Autores: Zirlane Portugal da Costa, Claudia Barros Monteiro-Vitorello, Andrea Pedrosa-Harand, Alessandro de Mello Varani e Maria Lucia Carneiro Vieira


Os maracujás (Passiflora spp.) pertencem à família Passifloraceae. O gênero Passiflora é o mais rico da família, com cerca de 520 espécies descritas (Ulmer and MacDougal, 2004), que encontram-se distribuídas no continente Americano, incluindo as regiões Amazônica e Andina. No Brasil, há cerca de 145 espécies, sendo 83 endêmicas (Bernacci et al., 2015).

As espécies de Passiflora apresentam atributos biológicos de interesse em diversos estudos (Ingale and Hivrale, 2010; Castro et al., 2018; Cauz-Santos et al., 2020; Krist, 2020). Algumas espécies são cultivadas para uso fitoterápico, consumidas como extratos, chás ou comprimidos, para tratamento da ansiedade e distúrbios relacionados (Canella et al., 2019). Outras são usadas como ornamentais, pela beleza de suas flores, ou na indústria cosmética, com a produção de sabonetes, perfumes, etc. Porém, o uso mais frequente tem como objetivo o consumo dos frutos in natura, que são também utilizados pela indústria de sucos processados. As principais espécies cultivadas para a produção de frutos no Brasil são: P. edulis (forma amarela e roxa) e P. alata (maracujá doce). O maracujá amarelo está presente na maioria dos pomares (~95%) comerciais do Brasil (Agrianual, 2017), devido a qualidade dos frutos e a industrialização do suco.

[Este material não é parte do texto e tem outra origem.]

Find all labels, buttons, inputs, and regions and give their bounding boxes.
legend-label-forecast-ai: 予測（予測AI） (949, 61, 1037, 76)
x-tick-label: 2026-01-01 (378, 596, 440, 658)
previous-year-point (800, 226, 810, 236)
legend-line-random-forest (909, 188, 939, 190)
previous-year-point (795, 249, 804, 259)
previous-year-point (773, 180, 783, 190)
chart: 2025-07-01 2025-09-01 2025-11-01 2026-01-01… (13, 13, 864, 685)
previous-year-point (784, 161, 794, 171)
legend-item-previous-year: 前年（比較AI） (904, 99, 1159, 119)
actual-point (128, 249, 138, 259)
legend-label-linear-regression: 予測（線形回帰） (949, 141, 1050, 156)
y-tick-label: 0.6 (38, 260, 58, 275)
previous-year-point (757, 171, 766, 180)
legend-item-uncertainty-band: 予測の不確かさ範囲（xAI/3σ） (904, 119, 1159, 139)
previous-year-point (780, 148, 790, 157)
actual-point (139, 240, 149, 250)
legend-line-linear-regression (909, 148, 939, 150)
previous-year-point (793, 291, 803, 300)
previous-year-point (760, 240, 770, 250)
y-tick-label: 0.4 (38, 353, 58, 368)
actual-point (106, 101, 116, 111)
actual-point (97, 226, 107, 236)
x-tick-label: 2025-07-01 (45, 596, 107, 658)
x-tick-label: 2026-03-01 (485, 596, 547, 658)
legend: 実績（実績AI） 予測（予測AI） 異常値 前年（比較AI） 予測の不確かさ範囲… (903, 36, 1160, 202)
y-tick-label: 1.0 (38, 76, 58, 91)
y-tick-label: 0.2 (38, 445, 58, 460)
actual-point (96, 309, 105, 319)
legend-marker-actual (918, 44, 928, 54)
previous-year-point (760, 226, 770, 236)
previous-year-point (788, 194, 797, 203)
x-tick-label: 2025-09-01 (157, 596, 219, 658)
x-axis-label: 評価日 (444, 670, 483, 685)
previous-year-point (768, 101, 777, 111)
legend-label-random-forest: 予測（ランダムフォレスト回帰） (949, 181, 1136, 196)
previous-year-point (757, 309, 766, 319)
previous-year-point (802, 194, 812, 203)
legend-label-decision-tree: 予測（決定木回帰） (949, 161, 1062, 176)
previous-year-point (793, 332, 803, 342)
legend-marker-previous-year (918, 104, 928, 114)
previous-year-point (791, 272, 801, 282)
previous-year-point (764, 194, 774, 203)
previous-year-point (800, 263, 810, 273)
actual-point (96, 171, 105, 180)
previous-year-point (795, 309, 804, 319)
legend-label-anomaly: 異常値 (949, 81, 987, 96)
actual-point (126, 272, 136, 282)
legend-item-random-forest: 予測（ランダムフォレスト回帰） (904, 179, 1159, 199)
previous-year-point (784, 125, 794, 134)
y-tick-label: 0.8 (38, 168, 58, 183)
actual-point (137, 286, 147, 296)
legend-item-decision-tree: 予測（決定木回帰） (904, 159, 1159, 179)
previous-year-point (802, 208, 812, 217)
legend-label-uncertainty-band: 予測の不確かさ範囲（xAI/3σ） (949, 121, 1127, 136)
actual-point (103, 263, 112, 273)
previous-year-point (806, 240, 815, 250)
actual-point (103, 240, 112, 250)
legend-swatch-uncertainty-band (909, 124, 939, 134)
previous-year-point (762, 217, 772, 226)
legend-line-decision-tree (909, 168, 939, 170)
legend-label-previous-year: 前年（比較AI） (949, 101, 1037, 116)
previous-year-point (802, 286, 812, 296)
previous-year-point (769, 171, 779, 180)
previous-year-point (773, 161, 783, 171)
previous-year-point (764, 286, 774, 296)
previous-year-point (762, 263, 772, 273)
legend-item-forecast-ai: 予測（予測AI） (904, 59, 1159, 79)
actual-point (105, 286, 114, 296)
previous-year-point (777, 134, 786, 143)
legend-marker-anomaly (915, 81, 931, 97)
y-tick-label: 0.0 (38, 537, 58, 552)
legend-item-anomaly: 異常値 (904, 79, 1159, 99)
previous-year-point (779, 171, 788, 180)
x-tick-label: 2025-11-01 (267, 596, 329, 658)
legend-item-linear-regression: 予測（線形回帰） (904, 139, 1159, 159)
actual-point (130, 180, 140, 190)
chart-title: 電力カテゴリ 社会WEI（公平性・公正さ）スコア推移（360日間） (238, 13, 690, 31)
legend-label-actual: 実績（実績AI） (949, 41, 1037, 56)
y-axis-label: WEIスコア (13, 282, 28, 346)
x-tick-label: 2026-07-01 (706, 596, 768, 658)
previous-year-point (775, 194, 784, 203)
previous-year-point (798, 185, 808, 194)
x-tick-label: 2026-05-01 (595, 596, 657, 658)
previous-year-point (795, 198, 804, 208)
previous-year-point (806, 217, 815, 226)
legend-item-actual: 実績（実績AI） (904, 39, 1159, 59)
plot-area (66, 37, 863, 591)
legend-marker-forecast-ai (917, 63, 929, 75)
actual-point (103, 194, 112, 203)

Apesar da importância e da exuberante diversidade dessas espécies, há poucas informações sobre as passifloras, limitando o avanço da pesquisa. Nosso grupo de pesquisa vem gerando há mais de duas décadas um corpo extenso de informações sobre as passifloras cultivadas no Brasil. O primeiro trabalho com genômica em passiflora começou em 2012, com a construção de uma biblioteca genômica para P. edulis inserida em cromossomos artificiais de bactérias. Esta biblioteca possui fragmentos de DNA que cobrem cerca de 6 × o genoma da espécie, estimado em ~1.230 Mb (Yotoko et al., 2011). Posteriormente, sequências dessa biblioteca foram obtidas e analisadas, mostrando a anotação de genes e estudos comparativos com outras espécies, dentre outras análises (Munhoz et al., 2018). Esses estudos analisaram uma parte pequena do genoma, porém estes foram os primeiros estudos genômicos para a espécie.

Muito recentemente, apresentamos o artigo, publicado na revista “The plant genome”, acerca da obtenção do primeiro genoma completo de uma espécie silvestre, diploide (2n=12), de Passiflora, P. organensis (Costa et al., 2021 - https://doi.org/10.1002/tpg2.20117). Este trabalho foi desenvolvido na Escola Superior de Agricultura “Luiz de Queiroz”, financiado pela Fundação de Amparo à Pesquisa do Estado de São Paulo, sob a coordenação da professora Maria Lucia Carneiro Vieira, e colaboradores de outras instituições.

P. organensis é conhecida como maracujazinho da serra, encontrada na Mata Atlântica das regiões Sul e Sudeste do Brasil, apresentando uma morfologia característica das passifloras (Figura 1).


Passiflora Genética Maracujá

Figura 1: À esquerda, Passiflora organensis em seu hábitat natural (região de Mata Atlântica na Reserva Biológica do Alto da Serra de Paranapiacaba, SP), evidenciando a estrutura da planta, como disposição das folhas, gavinhas e fruto. À direita é mostrada a estrutura das flores da planta mantida em casa de vegetação, no departamento de Genética da ESALQ, em Piracicaba, SP.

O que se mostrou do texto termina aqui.